The default cell type is called Code and thus typical Jupyter notebook cells evaluate Python code. However, Jupyter may use arbitrary backends to run notebook cells which has made it a popular development environment for remote systems. This lesson will exclusively use Python Code cells, but a second common cell type, Markdown, is useful for providing richly formatted content within a notebook. Both cell types are demonstrated in the demo notebook, 00-quickstart.ipynb.

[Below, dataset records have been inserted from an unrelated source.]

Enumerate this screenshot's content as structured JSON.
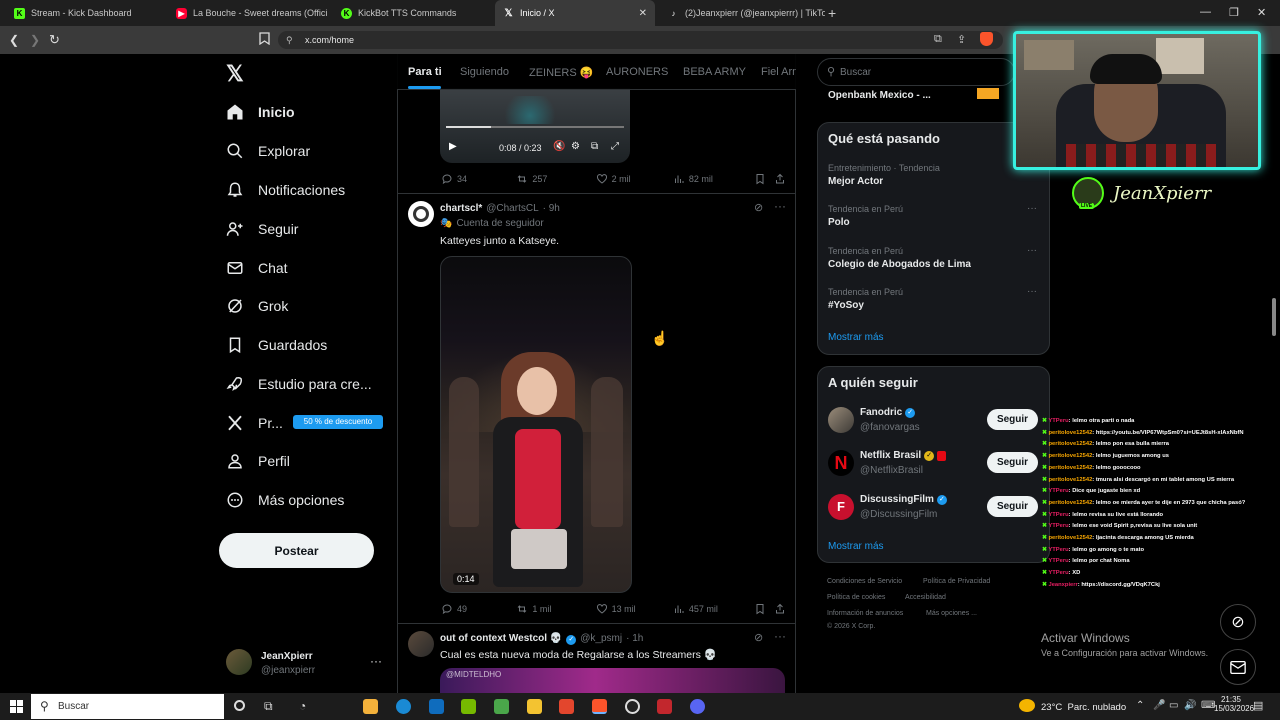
{
  "browser": {
    "tabs": [
      {
        "title": "Stream - Kick Dashboard",
        "icon": "kick-icon",
        "color": "#53fc18"
      },
      {
        "title": "La Bouche - Sweet dreams (Offici",
        "icon": "youtube-icon",
        "color": "#ff0033"
      },
      {
        "title": "KickBot TTS Commands",
        "icon": "kickbot-icon",
        "color": "#53fc18"
      },
      {
        "title": "Inicio / X",
        "icon": "x-icon",
        "color": "#000000",
        "active": true
      },
      {
        "title": "(2)Jeanxpierr (@jeanxpierrr) | TikTok",
        "icon": "tiktok-icon",
        "color": "#000000"
      }
    ],
    "url": "x.com/home"
  },
  "sidebar": {
    "items": [
      {
        "label": "Inicio",
        "icon": "home-icon",
        "bold": true
      },
      {
        "label": "Explorar",
        "icon": "search-icon"
      },
      {
        "label": "Notificaciones",
        "icon": "bell-icon"
      },
      {
        "label": "Seguir",
        "icon": "person-plus-icon"
      },
      {
        "label": "Chat",
        "icon": "mail-icon"
      },
      {
        "label": "Grok",
        "icon": "grok-icon"
      },
      {
        "label": "Guardados",
        "icon": "bookmark-icon"
      },
      {
        "label": "Estudio para cre...",
        "icon": "rocket-icon"
      },
      {
        "label": "Pr...",
        "icon": "x-logo-icon"
      },
      {
        "label": "Perfil",
        "icon": "person-icon"
      },
      {
        "label": "Más opciones",
        "icon": "more-circle-icon"
      }
    ],
    "promo": "50 % de descuento",
    "post_button": "Postear",
    "account": {
      "name": "JeanXpierr",
      "handle": "@jeanxpierr"
    }
  },
  "feed_tabs": [
    "Para ti",
    "Siguiendo",
    "ZEINERS 😝",
    "AURONERS",
    "BEBA ARMY",
    "Fiel Arn"
  ],
  "tweets": [
    {
      "video_time": "0:08 / 0:23",
      "replies": "34",
      "reposts": "257",
      "likes": "2 mil",
      "views": "82 mil"
    },
    {
      "name": "chartscl*",
      "handle": "@ChartsCL",
      "time": "· 9h",
      "badge": "Cuenta de seguidor",
      "text": "Katteyes junto a Katseye.",
      "video_duration": "0:14",
      "replies": "49",
      "reposts": "1 mil",
      "likes": "13 mil",
      "views": "457 mil"
    },
    {
      "name": "out of context Westcol 💀",
      "handle": "@k_psmj",
      "time": "· 1h",
      "text": "Cual es esta nueva moda de Regalarse a los Streamers 💀",
      "media_watermark": "@MIDTELDHO"
    }
  ],
  "right": {
    "search_placeholder": "Buscar",
    "promoted": "Openbank Mexico - ...",
    "trends_title": "Qué está pasando",
    "trends": [
      {
        "category": "Entretenimiento · Tendencia",
        "name": "Mejor Actor"
      },
      {
        "category": "Tendencia en Perú",
        "name": "Polo"
      },
      {
        "category": "Tendencia en Perú",
        "name": "Colegio de Abogados de Lima"
      },
      {
        "category": "Tendencia en Perú",
        "name": "#YoSoy"
      }
    ],
    "trends_more": "Mostrar más",
    "follow_title": "A quién seguir",
    "follow": [
      {
        "name": "Fanodric",
        "handle": "@fanovargas",
        "button": "Seguir"
      },
      {
        "name": "Netflix Brasil",
        "handle": "@NetflixBrasil",
        "button": "Seguir"
      },
      {
        "name": "DiscussingFilm",
        "handle": "@DiscussingFilm",
        "button": "Seguir"
      }
    ],
    "follow_more": "Mostrar más",
    "footer": [
      "Condiciones de Servicio",
      "Política de Privacidad",
      "Política de cookies",
      "Accesibilidad",
      "Información de anuncios",
      "Más opciones ...",
      "© 2026 X Corp."
    ]
  },
  "overlay": {
    "streamer_name": "JeanXpierr",
    "live_badge": "LIVE",
    "chat": [
      {
        "user": "YTPeru",
        "msg": ": lelmo otra parti o nada"
      },
      {
        "user": "peritolove12542",
        "msg": ": https://youtu.be/VIP67WtpSm0?si=UEJt8sH-xlAxNbfN"
      },
      {
        "user": "peritolove12542",
        "msg": ": lelmo pon esa bulla mierra"
      },
      {
        "user": "peritolove12542",
        "msg": ": lelmo juguemos among us"
      },
      {
        "user": "peritolove12542",
        "msg": ": lelmo gooocooo"
      },
      {
        "user": "peritolove12542",
        "msg": ": tmura alsi descargó en mi tablet among US mierra"
      },
      {
        "user": "YTPeru",
        "msg": ": Dice que jugaste bien xd"
      },
      {
        "user": "peritolove12542",
        "msg": ": lelmo oe mierda ayer te dije en 2973 que chicha pasó?"
      },
      {
        "user": "YTPeru",
        "msg": ": lelmo revisa su live está llorando"
      },
      {
        "user": "YTPeru",
        "msg": ": lelmo ese void Spirit p,revisa su live sola unit"
      },
      {
        "user": "peritolove12542",
        "msg": ": ljacinta descarga among US mierda"
      },
      {
        "user": "YTPeru",
        "msg": ": lelmo go among o te mato"
      },
      {
        "user": "YTPeru",
        "msg": ": lelmo por chat Noma"
      },
      {
        "user": "YTPeru",
        "msg": ": XD"
      },
      {
        "user": "Jeanxpierr",
        "msg": ": https://discord.gg/VDqK7Ckj"
      }
    ],
    "activate_title": "Activar Windows",
    "activate_sub": "Ve a Configuración para activar Windows."
  },
  "taskbar": {
    "search": "Buscar",
    "weather": "23°C  Parc. nublado",
    "time": "21:35",
    "date": "15/03/2026"
  },
  "colors": {
    "accent": "#1d9bf0",
    "background": "#000000",
    "kick": "#53fc18"
  }
}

Finally, sometimes it is helpful to clear the evaluated content in a Jupyter notebook. You can do this at any time with Restart Kernel and clear all outputs in the upper menu bar under Kernel.

Obtain lesson materials

The lesson materials will be already available in your supercomputer’s Desktop directory. If for whatever reason these are corrupted, re-obtain the materials by either: a. Copying the source lesson material from /packages/public/sol-tutorials/python-comp-math or b. Copying the source lesson materials from the internet.